While row selection is faster for csr
than for col selection, the difference is not big:
In [288]: Mbig=sparse.rand(1000,1000,.1, 'csr')
In [289]: Mbig[:1000:50,:]
Out[289]:
<20x1000 sparse matrix of type '<class 'numpy.float64'>'
with 2066 stored elements in Compressed Sparse Row format>
In [290]: timeit Mbig[:1000:50,:]
1000 loops, best of 3: 1.53 ms per loop
In [291]: timeit Mbig[:,:1000:50]
100 loops, best of 3: 2.04 ms per loop
In [292]: Mbig=sparse.rand(1000,1000,.1, 'csc')

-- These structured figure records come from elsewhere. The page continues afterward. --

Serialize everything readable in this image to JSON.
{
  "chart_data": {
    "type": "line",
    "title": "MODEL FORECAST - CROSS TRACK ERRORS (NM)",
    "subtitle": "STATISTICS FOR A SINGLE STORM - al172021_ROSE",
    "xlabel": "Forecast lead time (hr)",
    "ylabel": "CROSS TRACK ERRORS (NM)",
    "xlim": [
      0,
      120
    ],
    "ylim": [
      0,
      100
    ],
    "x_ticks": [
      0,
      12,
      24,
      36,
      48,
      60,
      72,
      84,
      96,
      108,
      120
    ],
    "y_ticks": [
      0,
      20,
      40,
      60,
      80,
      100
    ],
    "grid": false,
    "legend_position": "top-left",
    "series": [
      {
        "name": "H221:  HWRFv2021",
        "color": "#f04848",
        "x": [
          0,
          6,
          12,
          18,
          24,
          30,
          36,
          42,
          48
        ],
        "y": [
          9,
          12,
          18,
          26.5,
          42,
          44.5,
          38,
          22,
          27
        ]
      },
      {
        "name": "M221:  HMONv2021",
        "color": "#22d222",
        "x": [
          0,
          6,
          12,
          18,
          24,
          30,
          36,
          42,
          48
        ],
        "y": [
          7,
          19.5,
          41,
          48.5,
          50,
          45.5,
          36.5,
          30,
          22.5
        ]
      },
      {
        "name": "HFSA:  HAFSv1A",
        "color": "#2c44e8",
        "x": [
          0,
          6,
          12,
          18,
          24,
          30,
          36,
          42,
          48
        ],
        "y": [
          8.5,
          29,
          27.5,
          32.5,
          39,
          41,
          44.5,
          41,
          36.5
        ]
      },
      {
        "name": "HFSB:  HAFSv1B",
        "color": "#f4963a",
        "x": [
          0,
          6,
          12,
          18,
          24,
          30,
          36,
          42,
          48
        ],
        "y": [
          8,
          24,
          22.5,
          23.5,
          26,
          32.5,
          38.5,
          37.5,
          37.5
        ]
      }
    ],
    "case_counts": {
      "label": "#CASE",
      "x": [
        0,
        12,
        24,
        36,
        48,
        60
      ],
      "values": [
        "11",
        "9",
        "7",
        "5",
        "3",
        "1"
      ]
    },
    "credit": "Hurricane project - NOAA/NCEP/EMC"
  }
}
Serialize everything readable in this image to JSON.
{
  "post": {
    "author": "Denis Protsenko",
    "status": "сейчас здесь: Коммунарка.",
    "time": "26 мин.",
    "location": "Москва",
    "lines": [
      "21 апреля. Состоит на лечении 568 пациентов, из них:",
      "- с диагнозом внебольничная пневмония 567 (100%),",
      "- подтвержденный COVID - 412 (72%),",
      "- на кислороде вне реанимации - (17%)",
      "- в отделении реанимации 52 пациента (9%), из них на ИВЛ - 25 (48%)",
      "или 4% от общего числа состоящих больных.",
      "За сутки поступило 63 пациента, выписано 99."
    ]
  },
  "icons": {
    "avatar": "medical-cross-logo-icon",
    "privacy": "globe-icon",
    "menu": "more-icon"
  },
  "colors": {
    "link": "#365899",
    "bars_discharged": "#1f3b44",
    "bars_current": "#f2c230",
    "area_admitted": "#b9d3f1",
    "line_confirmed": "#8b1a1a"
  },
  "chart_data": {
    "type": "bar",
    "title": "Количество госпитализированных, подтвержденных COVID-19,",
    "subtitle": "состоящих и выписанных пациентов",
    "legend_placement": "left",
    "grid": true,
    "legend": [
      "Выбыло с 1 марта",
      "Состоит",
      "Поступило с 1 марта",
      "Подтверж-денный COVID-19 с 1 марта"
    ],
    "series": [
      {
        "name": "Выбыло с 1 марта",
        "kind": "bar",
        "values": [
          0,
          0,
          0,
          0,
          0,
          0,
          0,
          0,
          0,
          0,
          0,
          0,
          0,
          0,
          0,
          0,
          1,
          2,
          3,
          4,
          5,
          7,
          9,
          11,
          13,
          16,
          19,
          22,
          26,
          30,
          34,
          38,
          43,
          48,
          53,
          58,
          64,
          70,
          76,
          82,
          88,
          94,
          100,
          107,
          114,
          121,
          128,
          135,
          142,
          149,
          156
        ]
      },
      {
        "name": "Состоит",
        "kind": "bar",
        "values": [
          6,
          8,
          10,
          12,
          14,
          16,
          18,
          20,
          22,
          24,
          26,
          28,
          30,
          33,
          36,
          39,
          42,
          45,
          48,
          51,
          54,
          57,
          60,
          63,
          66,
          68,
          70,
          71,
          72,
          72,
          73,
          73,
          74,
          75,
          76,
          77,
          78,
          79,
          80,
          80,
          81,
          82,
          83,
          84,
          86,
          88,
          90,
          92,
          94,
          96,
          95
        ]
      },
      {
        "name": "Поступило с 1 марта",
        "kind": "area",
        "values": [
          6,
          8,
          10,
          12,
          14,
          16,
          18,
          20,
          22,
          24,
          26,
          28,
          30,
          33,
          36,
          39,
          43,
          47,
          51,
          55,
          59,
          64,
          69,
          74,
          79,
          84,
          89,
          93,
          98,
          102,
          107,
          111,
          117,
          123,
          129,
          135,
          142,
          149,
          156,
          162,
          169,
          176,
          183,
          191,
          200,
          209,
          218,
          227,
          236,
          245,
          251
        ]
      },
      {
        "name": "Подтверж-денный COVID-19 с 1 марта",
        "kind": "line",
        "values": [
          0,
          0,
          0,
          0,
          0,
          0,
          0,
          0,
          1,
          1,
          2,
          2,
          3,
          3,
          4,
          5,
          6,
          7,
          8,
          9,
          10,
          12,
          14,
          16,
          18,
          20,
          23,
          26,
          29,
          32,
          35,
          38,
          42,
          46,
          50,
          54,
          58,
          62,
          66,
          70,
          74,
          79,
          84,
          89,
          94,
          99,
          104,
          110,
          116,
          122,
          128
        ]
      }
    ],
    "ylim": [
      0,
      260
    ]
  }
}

In [293]: timeit Mbig[:1000:50,:]
100 loops, best of 3: 2.16 ms per loop
In [294]: timeit Mbig[:,:1000:50]
1000 loops, best of 3: 1.65 ms per loop
It isn't worth it to switch format
In [295]: timeit Mbig.tocsr()[:1000:50,:]
...
100 loops, best of 3: 2.46 ms per loop
Contrast this with the same slice for the dense version:
In [297]: A=Mbig.A
In [298]: timeit A[:,:1000:50]
...
1000000 loops, best of 3: 557 ns per loop
In [301]: timeit A[:,:1000:50].copy()
...
10000 loops, best of 3: 52.5 µs per loop
To complicate the comparison, indexing with an array (numpy
advanced) is actually faster than with the 'slice':
In [308]: idx=np.r_[0:1000:50] # expand slice into array
In [309]: timeit Mbig[idx,:]
1000 loops, best of 3: 1.49 ms per loop
In [310]: timeit Mbig[:,idx]
1000 loops, best of 3: 513 µs per loop
Here the column indexing of a csc
has a greater speed improvement.
And single row or column, csr
and csc
have getrow/col
methods:
In [314]: timeit Mbig.getrow(500)
1000 loops, best of 3: 434 µs per loop
In [315]: timeit Mbig.getcol(500) # 1 column from csc is fastest
10000 loops, best of 3: 78.7 µs per loop
In [316]: timeit Mbig[500,:]
1000 loops, best of 3: 505 µs per loop
In [317]: timeit Mbig[:,500]
1000 loops, best of 3: 264 µs per loop
In https://stackoverflow.com/a/39500986/901925 I recreated the extractor
code that sparse
uses to fetch rows or columns. It constructs a new sparse 'vector' of 1s and 0s, and uses matrix multiplication to 'select' rows or columns.